Sophie scrambled into the ambulance cabin to grab the radio. ‘Thirty-one’s clear in Stanmore.’ They’d just delivered an elderly woman to her nursing home following her discharge from hospital. Mick leaned on the bonnet, taking a moment, chin in his hand, face turned into the sun.

‘Wonderful, Thirty-one,’ Control said. ‘I have a woman in labour. Waters broken, contractions less than five minutes apart. She’s at 320 Glebe Point Road, Glebe Point.’

‘Thirty-one’s on the case.’ Sophie banged on the windscreen.

‘What?’ Mick said.

‘Labour, waters broken.’

He ran for the driver’s seat. Sophie was still yanking on her seatbelt when he gunned the engine and swung onto the street. They raced down Percival Road and screeched right through the green light onto Parramatta Road.

Sophie knew that like many paramedics Mick was apprehensive of maternity cases. He didn’t have much practice at them. They involved two patients instead of one, and the potential for disaster always seemed so great. The whole aim was to get in and out and to hospital as quickly as you could before anything happened.

Mick weaved through the traffic, blasting the horn, then took the angled left into Pyrmont Bridge Road. The engine revved hard. ‘Go, baby, go,’ Mick said.

Sophie, on the other hand, was looking forward to the case. It would be her first maternity call since Lachlan’s birth, and already it was bringing back memories of the pain and euphoria. More than likely the baby wouldn’t be born until hours after they got the woman to the hospital, such was people’s understandable tendency to ring early rather than late, but she thought through the possibilities anyway, knowing that being prepared equalled staying in control.
Cord around neck – if loose, lift over head; if tight, clamp and cut. Prevent tears by slowing and controlling the delivery. Be sure to suction the baby quickly, clearing the airways. Wrap warmly to prevent heat loss.

Mick roared left into Glebe Point Road. ‘Numbers?’

Sophie looked for letterboxes as she pulled on a pair of gloves. ‘Two-ten this side.’

Mick’s head bobbed as he drove and searched for a street number on his side of the road. Down at the end of the street Sophie saw a man run waving into the road. ‘Starjumper dead ahead.’

‘Got him.’

Mick turned the siren off and pulled up outside a two-storey house painted in heritage colours. The man ran past a dark blue BMW parked at the kerb and went up the sandstone steps to the front door of the house. ‘Please hurry,’ he shouted. ‘It’s coming!’

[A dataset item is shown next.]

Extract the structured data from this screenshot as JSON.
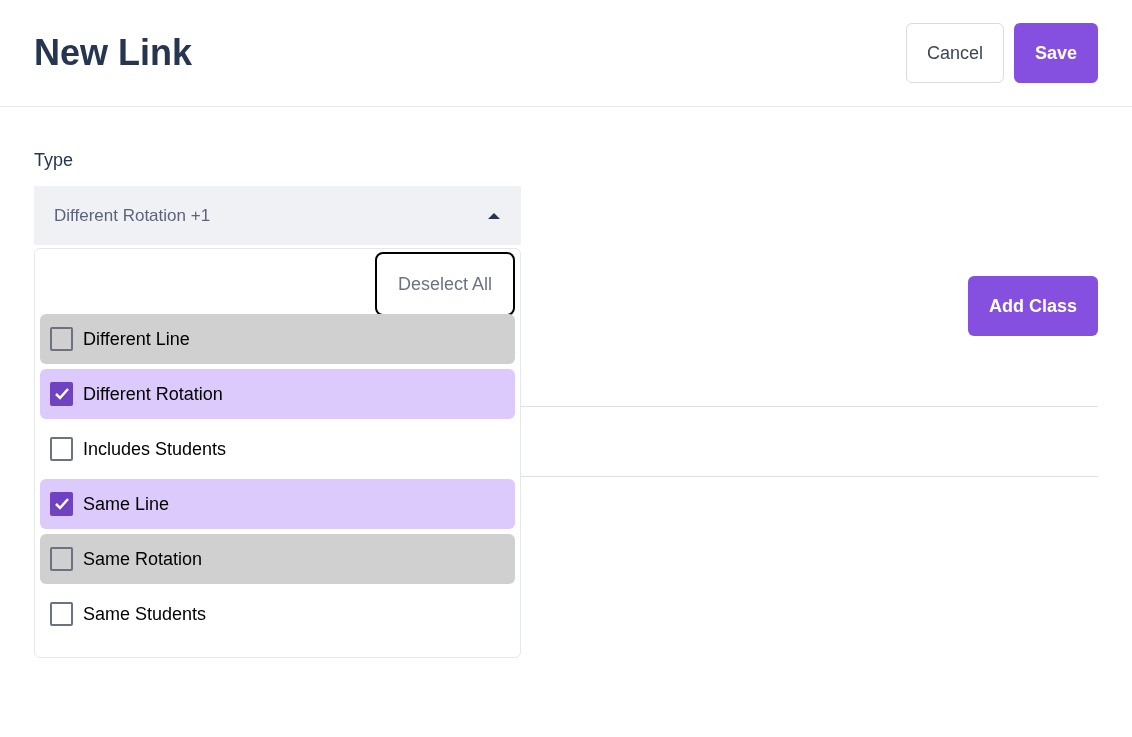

Sophie grabbed equipment and hurried to the open front door. The foyer was large and spacious, white walls decorated on one side with an oil painting of the beach and on the other side with framed degrees declaring that Boyd Sawyer was a plastic surgeon and a member of some college. Sophie went by too fast to read any more details.

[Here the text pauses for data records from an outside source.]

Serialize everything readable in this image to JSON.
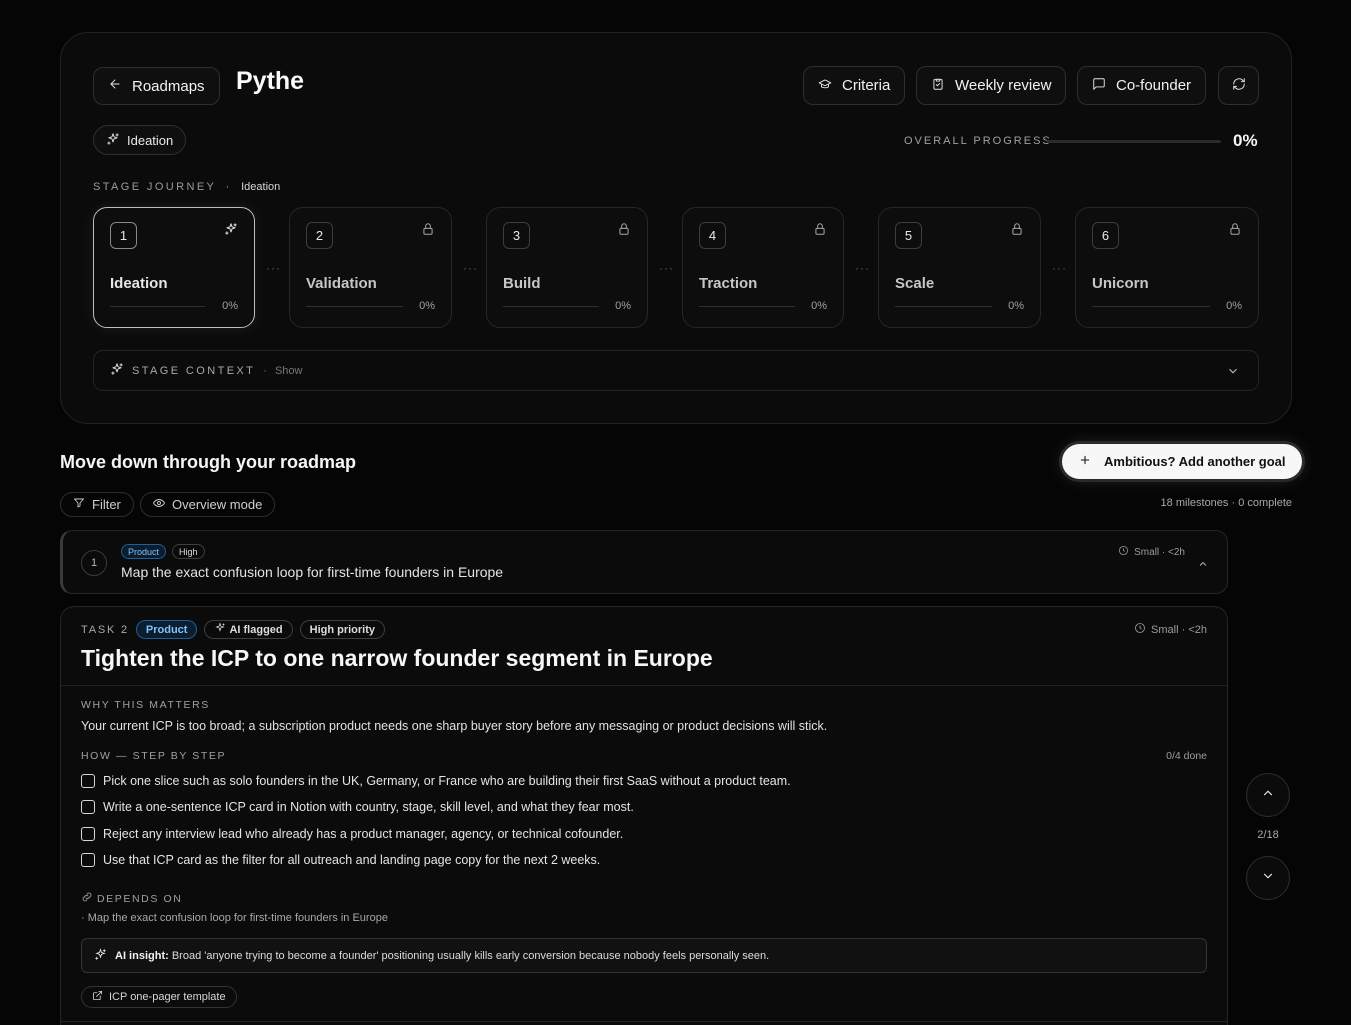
{
  "header": {
    "back_label": "Roadmaps",
    "title": "Pythe",
    "criteria_label": "Criteria",
    "weekly_review_label": "Weekly review",
    "cofounder_label": "Co-founder"
  },
  "current_stage_chip": "Ideation",
  "overall_progress": {
    "label": "OVERALL PROGRESS",
    "value": "0%",
    "fraction": 0
  },
  "stage_journey": {
    "label": "STAGE JOURNEY",
    "separator": "·",
    "current": "Ideation"
  },
  "stages": [
    {
      "num": "1",
      "name": "Ideation",
      "pct": "0%",
      "active": true
    },
    {
      "num": "2",
      "name": "Validation",
      "pct": "0%",
      "active": false
    },
    {
      "num": "3",
      "name": "Build",
      "pct": "0%",
      "active": false
    },
    {
      "num": "4",
      "name": "Traction",
      "pct": "0%",
      "active": false
    },
    {
      "num": "5",
      "name": "Scale",
      "pct": "0%",
      "active": false
    },
    {
      "num": "6",
      "name": "Unicorn",
      "pct": "0%",
      "active": false
    }
  ],
  "stage_context": {
    "label": "STAGE CONTEXT",
    "separator": "·",
    "toggle": "Show"
  },
  "roadmap": {
    "title": "Move down through your roadmap",
    "add_goal_label": "Ambitious? Add another goal",
    "filter_label": "Filter",
    "overview_label": "Overview mode",
    "milestone_summary": "18 milestones · 0 complete"
  },
  "task1": {
    "num": "1",
    "tag_category": "Product",
    "tag_priority": "High",
    "title": "Map the exact confusion loop for first-time founders in Europe",
    "size": "Small · <2h"
  },
  "task2": {
    "label": "TASK 2",
    "tag_category": "Product",
    "tag_ai": "AI flagged",
    "tag_priority": "High priority",
    "size": "Small · <2h",
    "title": "Tighten the ICP to one narrow founder segment in Europe",
    "why_label": "WHY THIS MATTERS",
    "why_text": "Your current ICP is too broad; a subscription product needs one sharp buyer story before any messaging or product decisions will stick.",
    "how_label": "HOW — STEP BY STEP",
    "done_count": "0/4 done",
    "steps": [
      "Pick one slice such as solo founders in the UK, Germany, or France who are building their first SaaS without a product team.",
      "Write a one-sentence ICP card in Notion with country, stage, skill level, and what they fear most.",
      "Reject any interview lead who already has a product manager, agency, or technical cofounder.",
      "Use that ICP card as the filter for all outreach and landing page copy for the next 2 weeks."
    ],
    "depends_label": "DEPENDS ON",
    "depends_item": "· Map the exact confusion loop for first-time founders in Europe",
    "insight_label": "AI insight:",
    "insight_text": "Broad 'anyone trying to become a founder' positioning usually kills early conversion because nobody feels personally seen.",
    "resource_label": "ICP one-pager template"
  },
  "pager": {
    "position": "2/18"
  }
}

In the living room the man crouched by a weeping woman. He wore a rumpled white shirt and grey suit pants. ‘She’s six weeks early. She’s booked into RPA and our obstetrician wants her there immediately.’

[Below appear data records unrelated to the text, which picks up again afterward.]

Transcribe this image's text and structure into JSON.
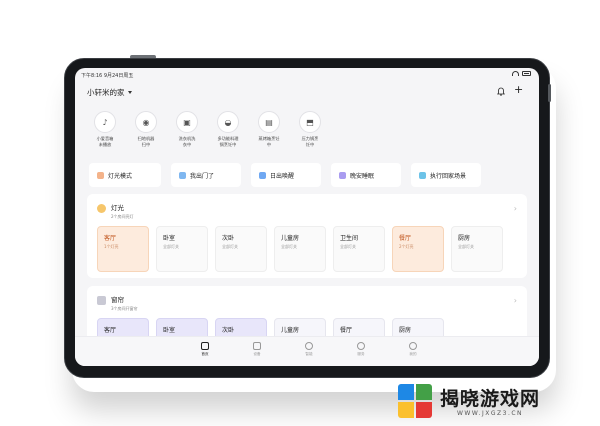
{
  "status_bar": {
    "time": "下午8:16 9月24日周五"
  },
  "header": {
    "home_name": "小轩米的家",
    "bell_icon": "bell-icon",
    "add_icon": "plus-icon"
  },
  "devices": [
    {
      "name": "小爱音箱\n未播放",
      "icon": "speaker-icon",
      "glyph": "♪"
    },
    {
      "name": "扫地机器\n扫中",
      "icon": "robot-vacuum-icon",
      "glyph": "◉"
    },
    {
      "name": "洗衣机洗\n衣中",
      "icon": "washer-icon",
      "glyph": "▣"
    },
    {
      "name": "多功能料理\n锅烹饪中",
      "icon": "cooker-icon",
      "glyph": "◒"
    },
    {
      "name": "蒸烤箱烹饪\n中",
      "icon": "oven-icon",
      "glyph": "▤"
    },
    {
      "name": "压力锅烹\n饪中",
      "icon": "pressure-cooker-icon",
      "glyph": "⬒"
    }
  ],
  "scenes": [
    {
      "label": "灯光模式",
      "color": "#f4b38a",
      "icon": "light-mode-icon"
    },
    {
      "label": "我出门了",
      "color": "#7fb7f0",
      "icon": "leave-home-icon"
    },
    {
      "label": "日出唤醒",
      "color": "#6fa8f2",
      "icon": "sunrise-icon"
    },
    {
      "label": "晚安睡眠",
      "color": "#a99cf0",
      "icon": "sleep-icon"
    },
    {
      "label": "执行回家场景",
      "color": "#6dc3e8",
      "icon": "home-scene-icon"
    }
  ],
  "lights_card": {
    "title": "灯光",
    "subtitle": "2个房间亮灯",
    "icon_color": "#f6c66b",
    "rooms": [
      {
        "name": "客厅",
        "status": "1个灯亮",
        "state": "on"
      },
      {
        "name": "卧室",
        "status": "全部灯关",
        "state": "off"
      },
      {
        "name": "次卧",
        "status": "全部灯关",
        "state": "off"
      },
      {
        "name": "儿童房",
        "status": "全部灯关",
        "state": "off"
      },
      {
        "name": "卫生间",
        "status": "全部灯关",
        "state": "off"
      },
      {
        "name": "餐厅",
        "status": "2个灯亮",
        "state": "on"
      },
      {
        "name": "厨房",
        "status": "全部灯关",
        "state": "off"
      }
    ]
  },
  "curtain_card": {
    "title": "窗帘",
    "subtitle": "3个房间开窗帘",
    "icon_color": "#c9c9d4",
    "rooms": [
      {
        "name": "客厅",
        "state": "lav"
      },
      {
        "name": "卧室",
        "state": "lav"
      },
      {
        "name": "次卧",
        "state": "lav"
      },
      {
        "name": "儿童房",
        "state": "pale"
      },
      {
        "name": "餐厅",
        "state": "pale"
      },
      {
        "name": "厨房",
        "state": "pale"
      }
    ]
  },
  "bottom_nav": [
    {
      "label": "首页",
      "active": true
    },
    {
      "label": "设备",
      "active": false
    },
    {
      "label": "智能",
      "active": false
    },
    {
      "label": "服务",
      "active": false
    },
    {
      "label": "我的",
      "active": false
    }
  ],
  "watermark": {
    "main": "揭晓游戏网",
    "url": "WWW.JXGZ3.CN"
  }
}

The woman wore a pink nightdress and lay on her side on the carpet. She clutched her swollen abdomen. The man tried to pull her up by the arm. ‘Julie, they’re going to take you to hospital now.’

Sophie knelt with them. She introduced herself. ‘Is this your first?’ She put her hands on Julie’s abdomen and felt the tension there.

‘Yes.’

‘How long have you had pain?’

‘About an hour, but they’re less than a minute apart now,’ Julie wept.

‘When did your waters break?’

‘Just when we rang you,’ the man said. ‘Our obstetrician said–’

Julie cried out and clutched between her legs. ‘Boyd, it’s coming!’

He grabbed Mick’s arm. ‘Where’s your trolley?’

‘It’s going to be okay, sir,’ Mick said.